Loss is not decreasing for custom loss function

I am training a logistic regression model, with customised loss as below:

def loss_calc(self, predictions, labels, instance_predictions, similarities_btw_instances):
        """
        calculates loss
        :param predictions: sigmoid outputs for all groups from the training data.
        :param labels: ground truth, 0 indicating a negative news item, and 1 a positive one
        :param instance_predictions: sigmoid outputs for all individual sentences from the training data.
        :param similarities_btw_instances: similarities between sentences' vector representations, using rbf kernel
        :return: calculated loss
        """
        N = len(instance_predictions)
        K = 14.7 # average size of groups

        diff_btw_predictions = torch.cartesian_prod(instance_predictions.view(-1), instance_predictions.view(-1))

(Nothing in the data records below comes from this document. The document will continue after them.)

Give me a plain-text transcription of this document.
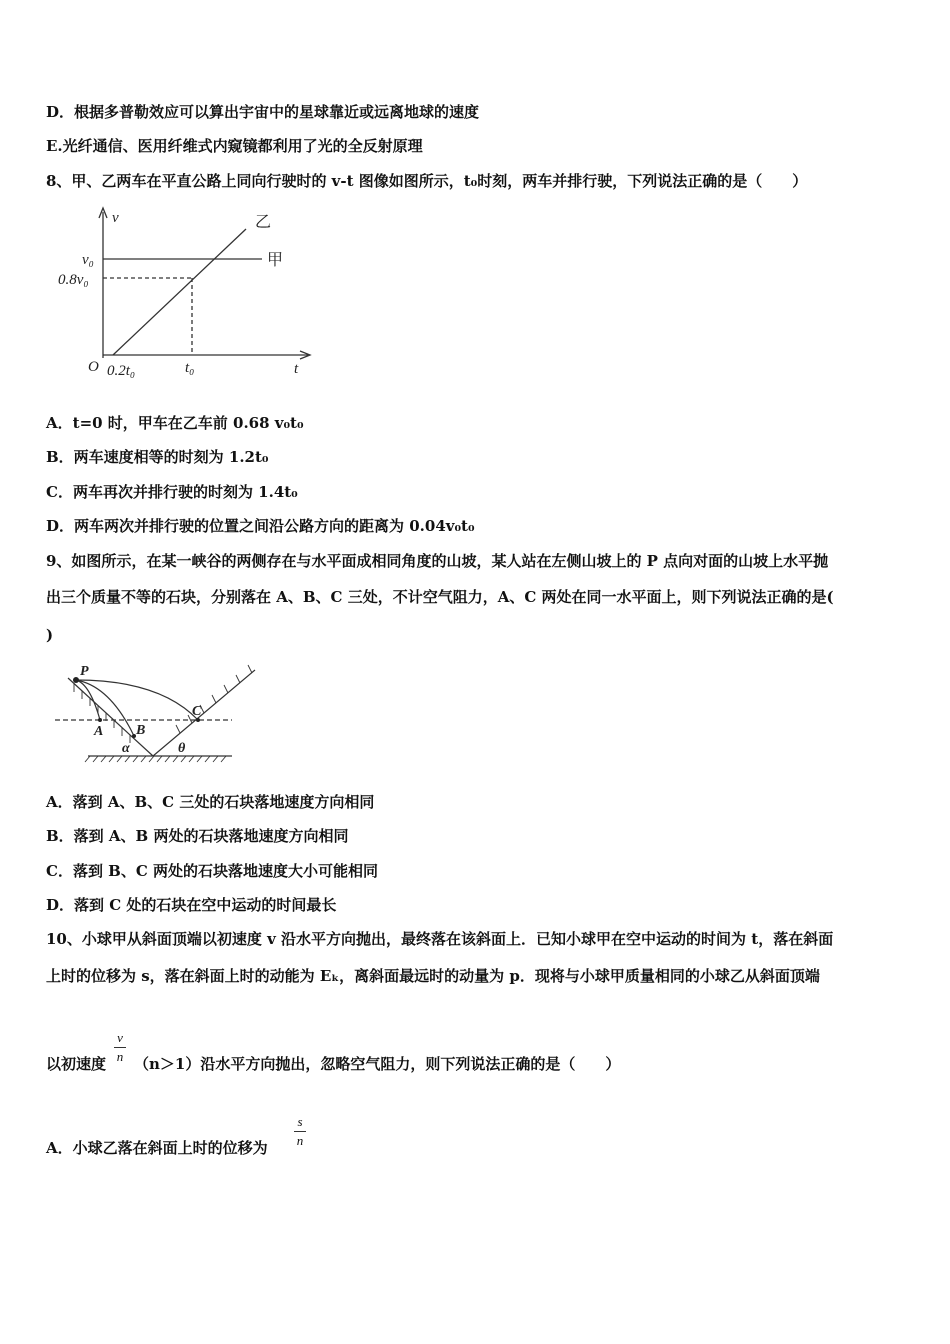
D．根据多普勒效应可以算出宇宙中的星球靠近或远离地球的速度
E.光纤通信、医用纤维式内窥镜都利用了光的全反射原理
8、甲、乙两车在平直公路上同向行驶时的 v-t 图像如图所示，t₀时刻，两车并排行驶，下列说法正确的是（　　）
v
t
O
v₀
0.8v₀
0.2t₀	t₀
甲
乙
A．t=0 时，甲车在乙车前 0.68 v₀t₀
B．两车速度相等的时刻为 1.2t₀
C．两车再次并排行驶的时刻为 1.4t₀
D．两车两次并排行驶的位置之间沿公路方向的距离为 0.04v₀t₀
9、如图所示，在某一峡谷的两侧存在与水平面成相同角度的山坡，某人站在左侧山坡上的 P 点向对面的山坡上水平抛
出三个质量不等的石块，分别落在 A、B、C 三处，不计空气阻力，A、C 两处在同一水平面上，则下列说法正确的是(
)
P
A B
C
α	θ
A．落到 A、B、C 三处的石块落地速度方向相同
B．落到 A、B 两处的石块落地速度方向相同
C．落到 B、C 两处的石块落地速度大小可能相同
D．落到 C 处的石块在空中运动的时间最长
10、小球甲从斜面顶端以初速度 v 沿水平方向抛出，最终落在该斜面上．已知小球甲在空中运动的时间为 t，落在斜面
上时的位移为 s，落在斜面上时的动能为 Eₖ，离斜面最远时的动量为 p．现将与小球甲质量相同的小球乙从斜面顶端
以初速度
v
n （n＞1）沿水平方向抛出，忽略空气阻力，则下列说法正确的是（　　）
A．小球乙落在斜面上时的位移为
s
n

        squared_diff = map(lambda x: (x[0] - x[1]) ** 2, diff_btw_predictions)
        squared_diff = list(squared_diff)
        squared_diff = torch.reshape(torch.Tensor(squared_diff), (len(instance_predictions), len(instance_predictions)))
        squared_diff.requires_grad = True
        first_term = torch.mul(similarities_btw_instances, squared_diff)
        first_term_loss = torch.sum(first_term)  # requires grad = True

        second_term_temp = []
        for pred, label in zip_longest(predictions, labels):
            try:
                second_term_temp.append((pred - label)**2)
                second_term = torch.cat(second_term_temp)
            except TypeError:
                pass
        second_term_loss = torch.sum(second_term)
        first_loss = 1/pow(N, 2) * first_term_loss
        second_loss = self.trade_off/K * second_term_loss
        loss = first_loss.add(second_loss)
        return loss

and train with SGD with momentum:
optimizer = torch.optim.SGD(model.parameters(), lr=self.lr, momentum=self.momentum)
with these params: lr=0.05, num_iter=50, momentum=0.8

However, the loss is at around 1,5 and does not decrease. Can anyone help me figure out if there is something wrong with my implementation, as I am new to pytorch?!

p.s. this is the proposed loss function I want to implement:
39|441x500

You are breaking the computation graph, when you use list() and/or torch.Tensor().

1 Like
        N = len(instance_predictions)
        K = 14.7 # average size of groups

        instance_predictions_matrix = \
            instance_predictions.reshape(len(instance_predictions), -1).repeat(
                1, len(instance_predictions)).view(len(instance_predictions), len(instance_predictions))
        squared_diff_btw_predictions = (instance_predictions - instance_predictions_matrix)**2

        first_term = torch.mul(similarities_btw_instances, squared_diff_btw_predictions)
        first_term_loss = torch.sum(first_term)  # requires grad = True


        second_term = (predictions - labels)**2

        second_term_loss = torch.sum(second_term)

        first_loss = 1/(N**2) * first_term_loss
        second_loss = self.trade_off/K * second_term_loss

        loss = first_loss.add(second_loss)
        
        return loss

Here’s my updated loss function, do you think this still breaks computation graph? Or how can I check which operations are breaking computation graph?

I am not sure about the correctness of the loss functions. But as far as I can see, the operations are not breaking the computational graph. If you are not creating new tensors using the output of the network or going out of torch eco-system (.numpy()), you won’t be breaking the computational graph.